Two-Minute Solution, 18 Months Later

The problem? A simple annoyance. I have a handicap parking sticker. Why it's referred to as a sticker when it's a hanger card, I couldn't say. When parked, it hangs from the rear view mirror. One is not supposed to drive with it in that position because somebody is concerned that it obstructs vision. So, it needs a spot.

In my car, that's on the dashboard on the driver's side, up in the corner next to the windshield, where the dash curves down a bit, so gravity helps keep it from sliding onto the seat or floor. That works perfectly, keeping it in sight to help remind me to actually use it and not risk a very expensive ticket. I have walked away from the car without hanging it. At least if I do forget, it's visible if some cop cares to actually look inside at the dash before writing the ticket.

However, while driving, when I take a sharp corner, inertia flings the card across the dash to some other resting place somewhere between the middle of the dash and the other corner, places much harder to reach once parked when I need to hang it again. The card is smooth, the dash is smooth, and away it goes. I do not drive that recklessly. It's just a lack of friction. Honest!

I got an idea several months back. Do not mistake this as being the same thing as implementing the idea several months back. No, that took until this week. I bought a brand new bottle of rubber cement, having ascertained the the previous bottle was as empty as if it had never held a drop of the stuff. Pretty neat trick, that. I would have expected at least a dried dollop on the bottom, wherever the bottom was in its resting place for the last few years since its last use. But, nope. Nothing.
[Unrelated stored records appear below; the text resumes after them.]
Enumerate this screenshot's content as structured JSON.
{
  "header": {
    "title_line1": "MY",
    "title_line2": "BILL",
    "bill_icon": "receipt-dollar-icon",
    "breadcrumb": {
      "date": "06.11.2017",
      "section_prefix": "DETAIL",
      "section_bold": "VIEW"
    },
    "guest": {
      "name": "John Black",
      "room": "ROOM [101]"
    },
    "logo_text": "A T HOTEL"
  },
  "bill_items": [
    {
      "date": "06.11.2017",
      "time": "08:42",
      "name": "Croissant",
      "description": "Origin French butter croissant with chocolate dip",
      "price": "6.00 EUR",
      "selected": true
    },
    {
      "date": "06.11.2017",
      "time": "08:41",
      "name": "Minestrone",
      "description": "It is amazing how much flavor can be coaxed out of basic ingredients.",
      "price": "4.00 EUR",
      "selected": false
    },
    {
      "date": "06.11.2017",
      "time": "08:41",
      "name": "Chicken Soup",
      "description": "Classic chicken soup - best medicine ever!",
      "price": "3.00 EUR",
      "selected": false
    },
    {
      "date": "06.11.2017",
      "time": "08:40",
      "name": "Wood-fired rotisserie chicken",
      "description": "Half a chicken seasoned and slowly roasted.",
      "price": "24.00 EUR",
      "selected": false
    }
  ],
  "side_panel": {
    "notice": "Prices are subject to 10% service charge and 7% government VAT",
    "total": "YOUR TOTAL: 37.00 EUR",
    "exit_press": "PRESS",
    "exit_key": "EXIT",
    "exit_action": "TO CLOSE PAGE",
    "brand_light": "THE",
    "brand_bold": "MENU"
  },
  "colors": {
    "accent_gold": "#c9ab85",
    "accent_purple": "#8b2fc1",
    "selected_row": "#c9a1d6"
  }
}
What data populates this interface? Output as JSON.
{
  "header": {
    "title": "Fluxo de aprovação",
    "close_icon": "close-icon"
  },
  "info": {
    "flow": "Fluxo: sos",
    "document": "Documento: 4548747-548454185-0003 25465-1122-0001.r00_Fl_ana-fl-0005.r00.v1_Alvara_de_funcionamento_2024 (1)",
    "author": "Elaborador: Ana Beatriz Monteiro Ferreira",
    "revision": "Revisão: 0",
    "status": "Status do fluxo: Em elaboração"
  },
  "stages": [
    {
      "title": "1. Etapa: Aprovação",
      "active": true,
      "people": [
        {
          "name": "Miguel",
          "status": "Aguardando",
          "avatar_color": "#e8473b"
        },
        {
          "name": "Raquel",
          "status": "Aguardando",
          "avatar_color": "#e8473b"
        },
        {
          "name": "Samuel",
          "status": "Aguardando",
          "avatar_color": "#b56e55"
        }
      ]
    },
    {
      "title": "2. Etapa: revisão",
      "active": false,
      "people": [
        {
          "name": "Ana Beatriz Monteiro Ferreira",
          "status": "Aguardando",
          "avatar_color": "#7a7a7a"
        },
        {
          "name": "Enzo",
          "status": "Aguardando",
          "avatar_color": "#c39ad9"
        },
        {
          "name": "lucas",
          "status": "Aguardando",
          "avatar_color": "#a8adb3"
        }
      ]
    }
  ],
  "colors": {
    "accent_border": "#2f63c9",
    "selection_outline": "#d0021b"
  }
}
Nor can you infer an instantaneous sequence of events from the ascertainment of need to actual procurement of replacement supply. That took a full day and a half. Then you must factor in the day the new bottle sat in the shopping bag on the table before transfer to my lunch cooler, and an additional day before its actual use. (Lest you find these gaps an anomaly, I must in all honesty inform you that the jar sat in the car another full day after use, before returning in my cooler to the house, and in fact still sits on the kitchen counter next to my cooler awaiting its transfer to the storage spot the other jar sat in for years and where I would in fact expect to locate it for its next use.)

Once I found myself with a few minutes on my hands, I took the rubber cement and applied a generous layer in a patch across the dashboard where the hanger card would have to touch it somewhere when tossed into its usual spot after parking use. After letting it fully dry, about two hours to get past tacky at that thickness, I set the card back in its usual spot. The rubber grips it just enough that it doesn't slide a bit while driving.

A little finger friction removed the bit I accidentally smeared on the inside of the windshield. (Both places.) And should I ever sell the car, more rubbing should remove the rubber patch as if it never was, except for the unexplained lack of dust clinging to the plastic.

Of course, since I average about 75,000 miles a year, I've never yet sold a car once it's been used for work, not once in 25 years. I'm just not up to the challenge of trying to convince somebody that there's life left in the old buggy when it's showing close to 400,000 miles on the odometer. I feel really bad when they laugh at me.